Et non, il n’allait pas profiter de cette tribune pour s’immiscer dans le fameux club des mal cités. D’autant plus que la chronique qui a fait tant de bruit, elle venait de nul autre que lui, après tout !
À peu près toutes les questions adressées au médaillé de bronze olympique sur 500 m portaient sur le sujet de sa chronique, devenu virale.
Plusieurs athlètes dans sa position auraient patiné à reculons, mais Dubreuil n’allait certainement pas se défiler.
« C’est le but, que ça fasse bouger les choses. Quand les athlètes sont bons, on peut camoufler des problèmes à court terme. Je pense que c’est un bon moment pour montrer qu’il y a des problèmes, que ça pourrait aller mieux, puis que si on continue dans la direction où on va, ça va juste empirer.
« Il faut réaliser qu’on s’en va droit dans le mur si ça ne change pas et ce n’est pas si facile de trouver des solutions », a lancé Dubreuil.
Comme le reste du monde
Toujours loquace et réfléchi, l’un des grands patineurs sur longue piste de sa génération a pris soin d’utiliser ce point de presse virtuel pour rattacher la situation des athlètes à celle du commun des mortels sur le marché du travail.
Et loin de lui l’idée de ne parler que de son sport.
« Il y a des sports comme le ski, le skeleton ou le bobsleigh qui engendrent des frais aux athlètes de plusieurs dizaines de milliers de dollars par année. C’est la fédération qui demande à l’athlète : si tu veux être sur l’équipe nationale, ça te coûte 30 000 $.

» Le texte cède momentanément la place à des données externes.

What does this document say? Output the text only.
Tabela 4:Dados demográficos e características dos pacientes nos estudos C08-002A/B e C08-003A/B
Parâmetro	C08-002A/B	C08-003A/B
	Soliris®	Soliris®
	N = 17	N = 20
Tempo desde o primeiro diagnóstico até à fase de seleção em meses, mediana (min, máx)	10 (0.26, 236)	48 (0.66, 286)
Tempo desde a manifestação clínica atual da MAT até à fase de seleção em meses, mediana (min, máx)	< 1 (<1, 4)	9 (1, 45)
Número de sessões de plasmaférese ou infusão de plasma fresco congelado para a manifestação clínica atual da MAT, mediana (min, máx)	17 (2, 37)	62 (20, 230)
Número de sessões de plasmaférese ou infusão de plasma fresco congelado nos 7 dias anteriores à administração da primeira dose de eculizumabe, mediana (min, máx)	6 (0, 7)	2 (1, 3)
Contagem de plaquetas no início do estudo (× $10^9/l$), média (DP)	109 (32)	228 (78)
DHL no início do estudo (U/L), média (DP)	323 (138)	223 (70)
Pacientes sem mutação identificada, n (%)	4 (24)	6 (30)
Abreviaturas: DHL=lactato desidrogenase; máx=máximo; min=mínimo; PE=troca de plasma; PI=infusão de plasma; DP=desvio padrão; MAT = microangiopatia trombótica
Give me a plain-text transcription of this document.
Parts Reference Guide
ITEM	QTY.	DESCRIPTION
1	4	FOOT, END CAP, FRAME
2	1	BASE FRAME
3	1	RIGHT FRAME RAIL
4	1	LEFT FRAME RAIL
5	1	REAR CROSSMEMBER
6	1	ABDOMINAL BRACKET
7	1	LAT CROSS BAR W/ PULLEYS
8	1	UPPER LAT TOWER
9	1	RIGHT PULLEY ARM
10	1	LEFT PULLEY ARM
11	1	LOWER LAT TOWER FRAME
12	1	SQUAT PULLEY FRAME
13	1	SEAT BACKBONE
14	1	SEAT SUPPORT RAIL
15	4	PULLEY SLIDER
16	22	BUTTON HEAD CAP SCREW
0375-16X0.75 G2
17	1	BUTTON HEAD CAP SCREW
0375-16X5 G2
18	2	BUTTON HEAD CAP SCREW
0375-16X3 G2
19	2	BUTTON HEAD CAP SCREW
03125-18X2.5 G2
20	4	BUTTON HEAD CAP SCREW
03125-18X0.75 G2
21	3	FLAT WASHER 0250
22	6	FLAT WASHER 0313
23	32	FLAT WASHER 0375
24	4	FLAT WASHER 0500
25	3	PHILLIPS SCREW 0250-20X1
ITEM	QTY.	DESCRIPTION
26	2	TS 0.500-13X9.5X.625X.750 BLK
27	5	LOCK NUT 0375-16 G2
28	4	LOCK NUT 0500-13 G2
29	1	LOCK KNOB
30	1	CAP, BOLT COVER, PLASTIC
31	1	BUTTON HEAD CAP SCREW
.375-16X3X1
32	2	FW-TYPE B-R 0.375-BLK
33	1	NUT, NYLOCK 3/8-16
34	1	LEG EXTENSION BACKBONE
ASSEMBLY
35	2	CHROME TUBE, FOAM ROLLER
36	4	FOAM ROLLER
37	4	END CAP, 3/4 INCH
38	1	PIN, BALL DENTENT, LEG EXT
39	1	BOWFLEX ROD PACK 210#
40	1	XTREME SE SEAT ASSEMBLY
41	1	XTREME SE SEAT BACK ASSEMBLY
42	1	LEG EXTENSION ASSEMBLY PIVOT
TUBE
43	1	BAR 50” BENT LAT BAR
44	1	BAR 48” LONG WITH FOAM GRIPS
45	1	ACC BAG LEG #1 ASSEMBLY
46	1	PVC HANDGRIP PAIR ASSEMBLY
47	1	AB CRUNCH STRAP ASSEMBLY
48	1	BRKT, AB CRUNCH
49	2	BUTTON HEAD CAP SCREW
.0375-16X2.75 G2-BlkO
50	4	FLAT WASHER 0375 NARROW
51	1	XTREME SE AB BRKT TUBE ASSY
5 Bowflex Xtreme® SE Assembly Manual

« N’importe qui à la maison, si votre compagnie vous demande : pour venir travailler cette année et avoir le droit de gagner votre vie, ça va te coûter 30 000 $... Ça n’arrive à personne dans la vraie vie, ça ! Voyons donc ! C’est quoi cette façon de fonctionner là ? » s’est-il questionné.
Comme il l’a exprimé dans ces pages, Dubreuil a rappelé que pour aspirer à être au sommet et ainsi récolter plus de médailles olympiques, les athlètes ne devraient pas avoir à débourser tant de frais de leurs poches.
« Nous, c’est notre travail, c’est une job à temps plein et on vise d’être les meilleurs au monde. C’est beau ceux qui veulent travailler en même temps, mais tu ne peux pas travailler pour payer tes frais d’athlète, t’entraîner deux fois par jour, étudier... C’est impossible ! Il faut que tu dormes la nuit. Il faut que tu aies des temps de récupération entre tes entraînements. C’est un problème », a-t-il martelé.
Des solutions ?
Dubreuil l’a mentionné lui-même, les solutions faciles n’existent pas. Il a tout de même cité l’exemple de la Norvège, qui a instauré une loterie dont les profits sont redistribués dans le sport.
« Ça peut être ça, ça peut être autre chose, mais c’est une initiative concrète. Quand tu l’instaures, l’argent va là et après ça, les résultats vont se faire sentir », a plaidé le Lévisien.
Dubreuil s’est aussi fait demander si, parfois, des athlètes d’autres pays pouvaient lui faire sentir que les Canadiens devaient toujours faire plus avec moins. Il a cité l’exemple des Pays-Bas, souvent dominants en patinage de vitesse.
« Les Pays-Bas, c’est un sport professionnel là-bas. Ils l’ont vraiment mieux que nous et ils sont en camp d’entraînement à l’année.
« Tout est payé. Leur auto est payée, leur vélo est payé. Ça ne leur coûte rien de vivre. Même les autres fédérations comme le Japon, la Corée ou la Chine, elles payent plus d’argent aux athlètes. Par rapport au nombre de médailles qu’on gagne, si on se compare aux pays qui sont relatifs à nous, ça fait quand même un peu pitié », a-t-il dénoncé.